"It has passed from my memory whether he was dead in the morning or whether he recovered.

"Next morning brother Joseph Young came to the scene of the massacre.

"'What shall be done with the dead?' he inquired, in horror and deep trouble.

"There was not time to bury them, for the mob was coming on us. Neither were there left men to dig the graves. All the men excepting the two or three who had so narrowly escaped were dead or wounded. It had been no battle, but a massacre indeed.

"'Do anything, Brother Joseph,' I said, 'rather than leave their bodies to the fiends who have killed them.'

"There was a deep dry weir close by. Into this the bodies had to be hurried, eighteen or nineteen in number.

"No funeral service could be performed, nor could they be buried with customary decency. The lives of those who in terror performed the last duty to the dead were in jeopardy. Every moment we expected to be fired upon by the fiends who we supposed were lying in ambush waiting the first opportunity to dispatch the remaining few who had escaped the slaughter of the preceding day. So in the hurry and terror of the moment some were thrown into the well head downwards and some feet downwards.

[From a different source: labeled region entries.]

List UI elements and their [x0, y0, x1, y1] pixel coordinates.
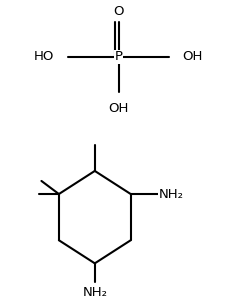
Text: P: P — [114, 51, 123, 63]
Text: NH₂: NH₂ — [82, 286, 107, 298]
Text: O: O — [113, 6, 124, 18]
Text: OH: OH — [182, 51, 203, 63]
Text: OH: OH — [108, 102, 129, 115]
Text: HO: HO — [34, 51, 55, 63]
Text: NH₂: NH₂ — [159, 188, 184, 201]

"But when it came to the burial of my murdered boy Sardius, Brother Joseph Young, who was assisting to carry him on a board to the well, laid down the corpse and declared that he could not throw that boy into this horrible grave.

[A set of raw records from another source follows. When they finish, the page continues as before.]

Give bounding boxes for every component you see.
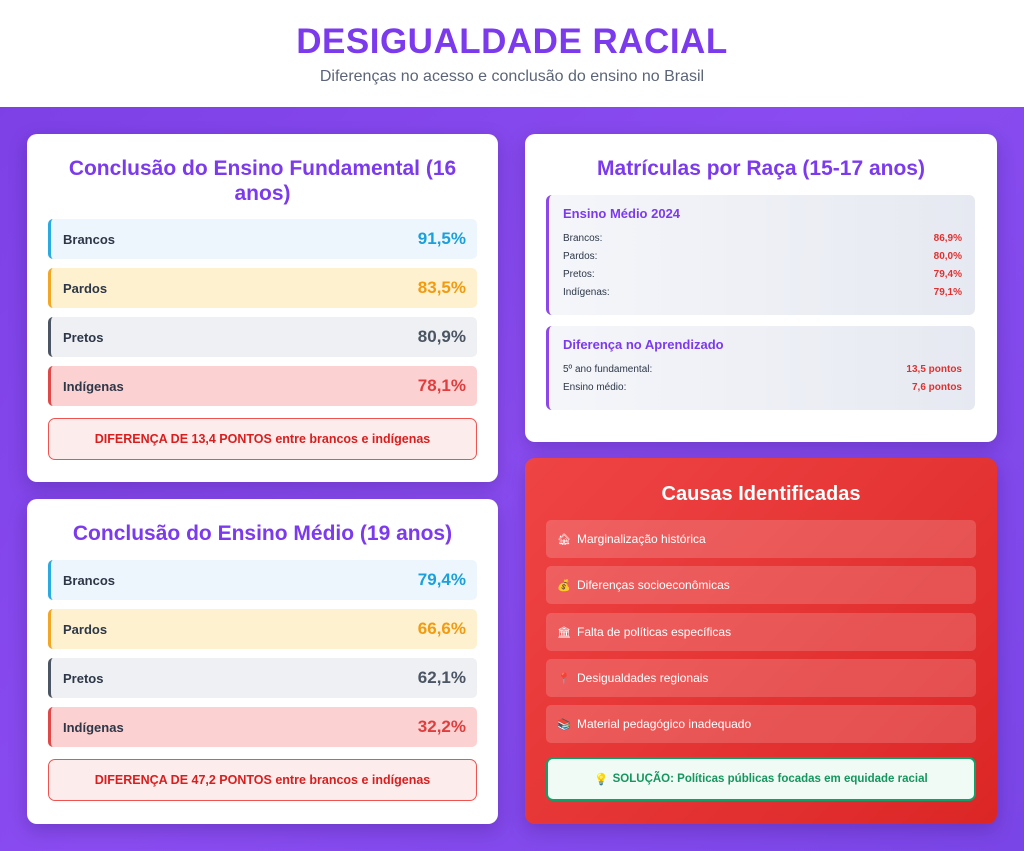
medio-card: Conclusão do Ensino Médio (19 anos) Bran… xyxy=(27,499,498,824)
medio-row-pardos: Pardos 66,6% xyxy=(48,609,477,649)
learning-gap-line: Ensino médio: 7,6 pontos xyxy=(563,378,962,396)
line-value: 80,0% xyxy=(933,250,962,262)
line-label: Pretos: xyxy=(563,268,595,280)
learning-gap-line: 5º ano fundamental: 13,5 pontos xyxy=(563,360,962,378)
row-label: Indígenas xyxy=(63,378,124,394)
aprendizado-panel: Diferença no Aprendizado 5º ano fundamen… xyxy=(546,326,975,410)
line-value: 79,1% xyxy=(933,286,962,298)
cause-item-material: 📚 Material pedagógico inadequado xyxy=(546,705,976,743)
matriculas-title: Matrículas por Raça (15-17 anos) xyxy=(597,157,925,180)
cause-item-regionais: 📍 Desigualdades regionais xyxy=(546,659,976,697)
fundamental-card: Conclusão do Ensino Fundamental (16 anos… xyxy=(27,134,498,482)
medio-title: Conclusão do Ensino Médio (19 anos) xyxy=(72,522,453,545)
page-title: DESIGUALDADE RACIAL xyxy=(296,22,728,61)
ensino-medio-2024-panel: Ensino Médio 2024 Brancos: 86,9% Pardos:… xyxy=(546,195,975,315)
cause-label: Diferenças socioeconômicas xyxy=(577,578,730,592)
fundamental-row-pardos: Pardos 83,5% xyxy=(48,268,477,308)
row-value: 66,6% xyxy=(417,619,466,638)
map-pin-icon: 📍 xyxy=(557,672,571,685)
row-label: Pretos xyxy=(63,329,104,345)
row-label: Pretos xyxy=(63,670,104,686)
lightbulb-icon: 💡 xyxy=(594,774,609,786)
cause-label: Material pedagógico inadequado xyxy=(577,717,752,731)
fundamental-row-brancos: Brancos 91,5% xyxy=(48,219,477,259)
page-header: DESIGUALDADE RACIAL Diferenças no acesso… xyxy=(0,0,1024,107)
cause-item-marginalizacao: 🏚 Marginalização histórica xyxy=(546,520,976,558)
cause-item-politicas: 🏛 Falta de políticas específicas xyxy=(546,613,976,651)
panel-heading: Diferença no Aprendizado xyxy=(563,337,724,352)
medio-row-indigenas: Indígenas 32,2% xyxy=(48,707,477,747)
money-bag-icon: 💰 xyxy=(557,579,571,592)
fundamental-row-indigenas: Indígenas 78,1% xyxy=(48,366,477,406)
line-value: 79,4% xyxy=(933,268,962,280)
house-icon: 🏚 xyxy=(557,533,571,546)
fundamental-title: Conclusão do Ensino Fundamental (16 anos… xyxy=(68,157,457,205)
row-value: 62,1% xyxy=(417,668,466,687)
row-label: Brancos xyxy=(63,572,116,588)
enrollment-line: Pardos: 80,0% xyxy=(563,247,962,265)
line-value: 86,9% xyxy=(933,232,962,244)
panel-heading: Ensino Médio 2024 xyxy=(563,206,681,221)
row-value: 91,5% xyxy=(417,229,466,248)
row-value: 78,1% xyxy=(417,376,466,395)
solution-label: SOLUÇÃO: Políticas públicas focadas em e… xyxy=(612,773,928,785)
row-value: 32,2% xyxy=(417,717,466,736)
books-icon: 📚 xyxy=(557,718,571,731)
enrollment-line: Brancos: 86,9% xyxy=(563,229,962,247)
matriculas-card: Matrículas por Raça (15-17 anos) Ensino … xyxy=(525,134,997,442)
enrollment-line: Indígenas: 79,1% xyxy=(563,283,962,301)
government-building-icon: 🏛 xyxy=(557,626,571,639)
medio-row-brancos: Brancos 79,4% xyxy=(48,560,477,600)
row-value: 79,4% xyxy=(417,570,466,589)
page-subtitle: Diferenças no acesso e conclusão do ensi… xyxy=(319,68,705,85)
medio-row-pretos: Pretos 62,1% xyxy=(48,658,477,698)
enrollment-line: Pretos: 79,4% xyxy=(563,265,962,283)
cause-item-socioeconomicas: 💰 Diferenças socioeconômicas xyxy=(546,566,976,604)
line-label: Indígenas: xyxy=(563,286,610,298)
cause-label: Falta de políticas específicas xyxy=(577,625,732,639)
row-label: Indígenas xyxy=(63,719,124,735)
cause-label: Marginalização histórica xyxy=(577,532,706,546)
fundamental-row-pretos: Pretos 80,9% xyxy=(48,317,477,357)
line-label: 5º ano fundamental: xyxy=(563,363,653,375)
row-label: Brancos xyxy=(63,231,116,247)
line-label: Pardos: xyxy=(563,250,598,262)
line-label: Ensino médio: xyxy=(563,381,627,393)
causes-title: Causas Identificadas xyxy=(661,483,861,505)
medio-difference: DIFERENÇA DE 47,2 PONTOS entre brancos e… xyxy=(48,759,477,801)
row-label: Pardos xyxy=(63,621,108,637)
causes-card: Causas Identificadas 🏚 Marginalização hi… xyxy=(525,458,997,824)
line-value: 13,5 pontos xyxy=(906,363,962,375)
solution-box: 💡 SOLUÇÃO: Políticas públicas focadas em… xyxy=(546,757,976,801)
line-value: 7,6 pontos xyxy=(911,381,962,393)
row-value: 80,9% xyxy=(417,327,466,346)
line-label: Brancos: xyxy=(563,232,603,244)
fundamental-difference: DIFERENÇA DE 13,4 PONTOS entre brancos e… xyxy=(48,418,477,460)
cause-label: Desigualdades regionais xyxy=(577,671,709,685)
row-label: Pardos xyxy=(63,280,108,296)
row-value: 83,5% xyxy=(417,278,466,297)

"All the way on the journey, that summer, Joseph had played with the interesting lad who had been so cruelly murdered. It was too much for one whose nature was so tender as Uncle Joseph's, and whose sympathies by this time were quite overwrought. He could not perform that last office. My murdered son was left unburied.

"'Oh! they have left my Sardius unburied in the sun,' I cried, and ran and got a sheet and covered his body.